Reconstruction and Effective Transport Properties of the Catalyst Layer in PEM Fuel Cells

Abstract

In this study, a stochastic method for the microstructural reconstruction of catalyst layers in proton exchange membrane (PEM) fuel cells is presented, and empirical expressions for the effective transport coefficients in the reconstructed catalyst layers are obtained for use in macroscale fuel cell simulations. The proposed reconstruction method is based on simulated annealing, where a reconstruction problem is formulated as an optimization problem.

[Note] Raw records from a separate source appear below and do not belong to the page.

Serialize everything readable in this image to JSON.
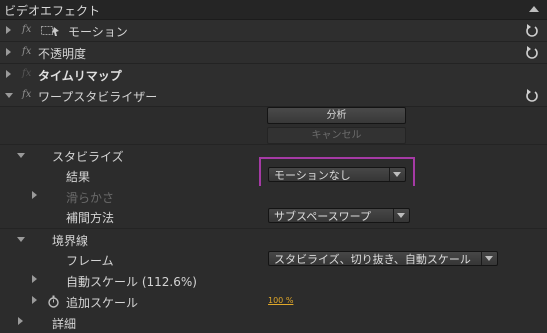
{
  "panel": {
    "title": "ビデオエフェクト"
  },
  "effects": [
    {
      "name": "モーション"
    },
    {
      "name": "不透明度"
    },
    {
      "name": "タイムリマップ"
    },
    {
      "name": "ワープスタビライザー"
    }
  ],
  "fx_symbol": "fx",
  "warp": {
    "analyze_label": "分析",
    "cancel_label": "キャンセル",
    "stabilize": {
      "label": "スタビライズ",
      "result_label": "結果",
      "result_value": "モーションなし",
      "smoothness_label": "滑らかさ",
      "method_label": "補間方法",
      "method_value": "サブスペースワープ"
    },
    "borders": {
      "label": "境界線",
      "framing_label": "フレーム",
      "framing_value": "スタビライズ、切り抜き、自動スケール",
      "auto_scale_label": "自動スケール (112.6%)",
      "additional_scale_label": "追加スケール",
      "additional_scale_value": "100 %"
    },
    "advanced_label": "詳細"
  },
  "colors": {
    "highlight": "#a53aa5",
    "value": "#e0a82a"
  }
}
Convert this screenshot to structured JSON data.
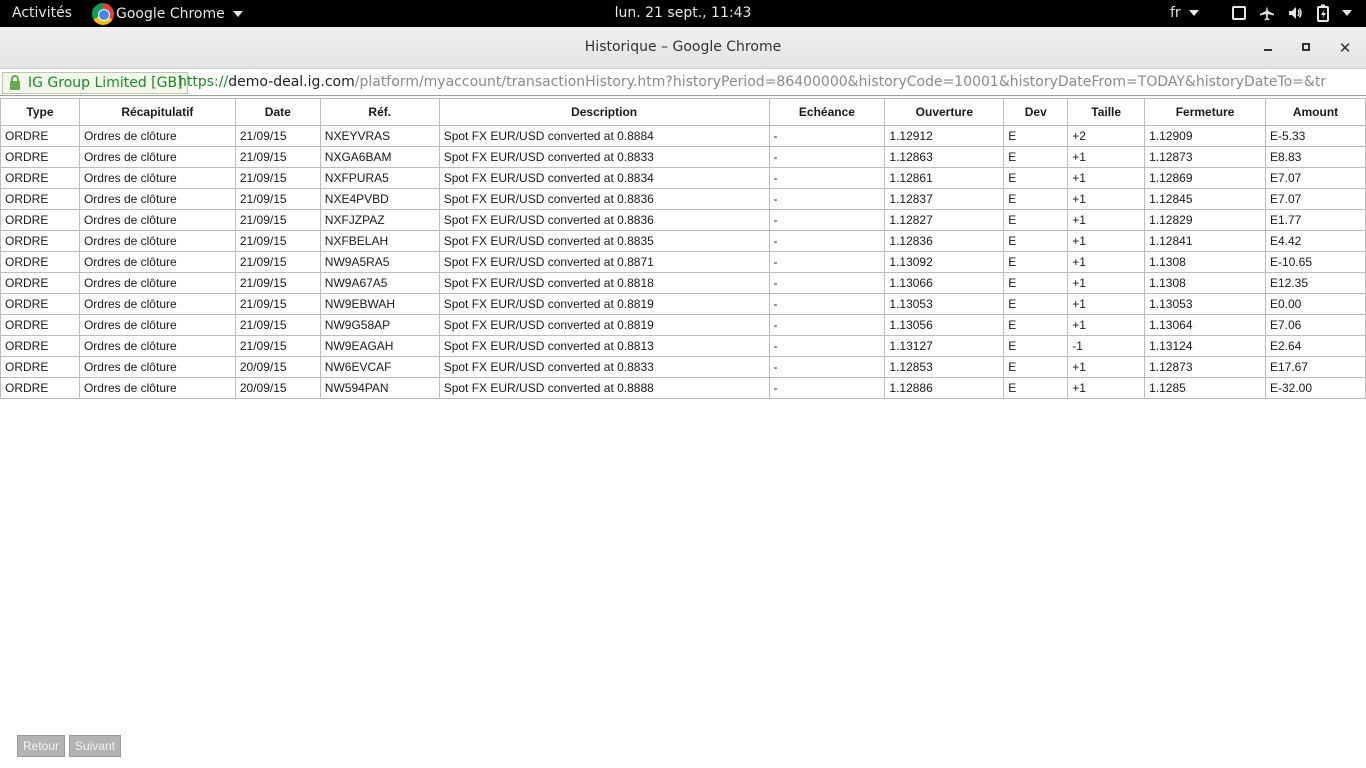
{
  "topbar": {
    "activities": "Activités",
    "app_name": "Google Chrome",
    "clock": "lun. 21 sept., 11:43",
    "language": "fr",
    "tray_icons": [
      "window-icon",
      "airplane-icon",
      "volume-icon",
      "battery-icon"
    ]
  },
  "window": {
    "title": "Historique – Google Chrome",
    "close_glyph": "✕"
  },
  "addressbar": {
    "ev_label": "IG Group Limited [GB]",
    "scheme": "https://",
    "host": "demo-deal.ig.com",
    "path": "/platform/myaccount/transactionHistory.htm?historyPeriod=86400000&historyCode=10001&historyDateFrom=TODAY&historyDateTo=&tr"
  },
  "table": {
    "headers": [
      "Type",
      "Récapitulatif",
      "Date",
      "Réf.",
      "Description",
      "Echéance",
      "Ouverture",
      "Dev",
      "Taille",
      "Fermeture",
      "Amount"
    ],
    "rows": [
      [
        "ORDRE",
        "Ordres de clôture",
        "21/09/15",
        "NXEYVRAS",
        "Spot FX EUR/USD converted at 0.8884",
        "-",
        "1.12912",
        "E",
        "+2",
        "1.12909",
        "E-5.33"
      ],
      [
        "ORDRE",
        "Ordres de clôture",
        "21/09/15",
        "NXGA6BAM",
        "Spot FX EUR/USD converted at 0.8833",
        "-",
        "1.12863",
        "E",
        "+1",
        "1.12873",
        "E8.83"
      ],
      [
        "ORDRE",
        "Ordres de clôture",
        "21/09/15",
        "NXFPURA5",
        "Spot FX EUR/USD converted at 0.8834",
        "-",
        "1.12861",
        "E",
        "+1",
        "1.12869",
        "E7.07"
      ],
      [
        "ORDRE",
        "Ordres de clôture",
        "21/09/15",
        "NXE4PVBD",
        "Spot FX EUR/USD converted at 0.8836",
        "-",
        "1.12837",
        "E",
        "+1",
        "1.12845",
        "E7.07"
      ],
      [
        "ORDRE",
        "Ordres de clôture",
        "21/09/15",
        "NXFJZPAZ",
        "Spot FX EUR/USD converted at 0.8836",
        "-",
        "1.12827",
        "E",
        "+1",
        "1.12829",
        "E1.77"
      ],
      [
        "ORDRE",
        "Ordres de clôture",
        "21/09/15",
        "NXFBELAH",
        "Spot FX EUR/USD converted at 0.8835",
        "-",
        "1.12836",
        "E",
        "+1",
        "1.12841",
        "E4.42"
      ],
      [
        "ORDRE",
        "Ordres de clôture",
        "21/09/15",
        "NW9A5RA5",
        "Spot FX EUR/USD converted at 0.8871",
        "-",
        "1.13092",
        "E",
        "+1",
        "1.1308",
        "E-10.65"
      ],
      [
        "ORDRE",
        "Ordres de clôture",
        "21/09/15",
        "NW9A67A5",
        "Spot FX EUR/USD converted at 0.8818",
        "-",
        "1.13066",
        "E",
        "+1",
        "1.1308",
        "E12.35"
      ],
      [
        "ORDRE",
        "Ordres de clôture",
        "21/09/15",
        "NW9EBWAH",
        "Spot FX EUR/USD converted at 0.8819",
        "-",
        "1.13053",
        "E",
        "+1",
        "1.13053",
        "E0.00"
      ],
      [
        "ORDRE",
        "Ordres de clôture",
        "21/09/15",
        "NW9G58AP",
        "Spot FX EUR/USD converted at 0.8819",
        "-",
        "1.13056",
        "E",
        "+1",
        "1.13064",
        "E7.06"
      ],
      [
        "ORDRE",
        "Ordres de clôture",
        "21/09/15",
        "NW9EAGAH",
        "Spot FX EUR/USD converted at 0.8813",
        "-",
        "1.13127",
        "E",
        "-1",
        "1.13124",
        "E2.64"
      ],
      [
        "ORDRE",
        "Ordres de clôture",
        "20/09/15",
        "NW6EVCAF",
        "Spot FX EUR/USD converted at 0.8833",
        "-",
        "1.12853",
        "E",
        "+1",
        "1.12873",
        "E17.67"
      ],
      [
        "ORDRE",
        "Ordres de clôture",
        "20/09/15",
        "NW594PAN",
        "Spot FX EUR/USD converted at 0.8888",
        "-",
        "1.12886",
        "E",
        "+1",
        "1.1285",
        "E-32.00"
      ]
    ]
  },
  "pager": {
    "back_label": "Retour",
    "next_label": "Suivant"
  },
  "colors": {
    "topbar_bg": "#000000",
    "secure_green": "#1d8a27",
    "pager_button_bg": "#b3b3b3"
  }
}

By exploiting information from the manufacturing process and adopting a trial statistical function, the proposed method performs three-phase reconstruction, consisting of platinum/carbon, electrolyte, and gas pores, with limited experimental information on the microstructure of the catalyst layer. The lattice Boltzmann (LB) method is used to evaluate the effective diffusivity in the reconstructed catalyst layers. Because the characteristic size of pores is of the order of the mean free path of gas molecules, both molecular and Knudsen diffusion are of importance in the catalyst layer. A validated higher-order LB method is employed to consider the finite Knudsen number effects in the catalyst layer. Results show strong effects of Knudsen diffusion on reactant gas transport, especially at near-atmospheric pressures. An empirical expression for the tortuosity of the proton transport in the electrolyte phase is also obtained.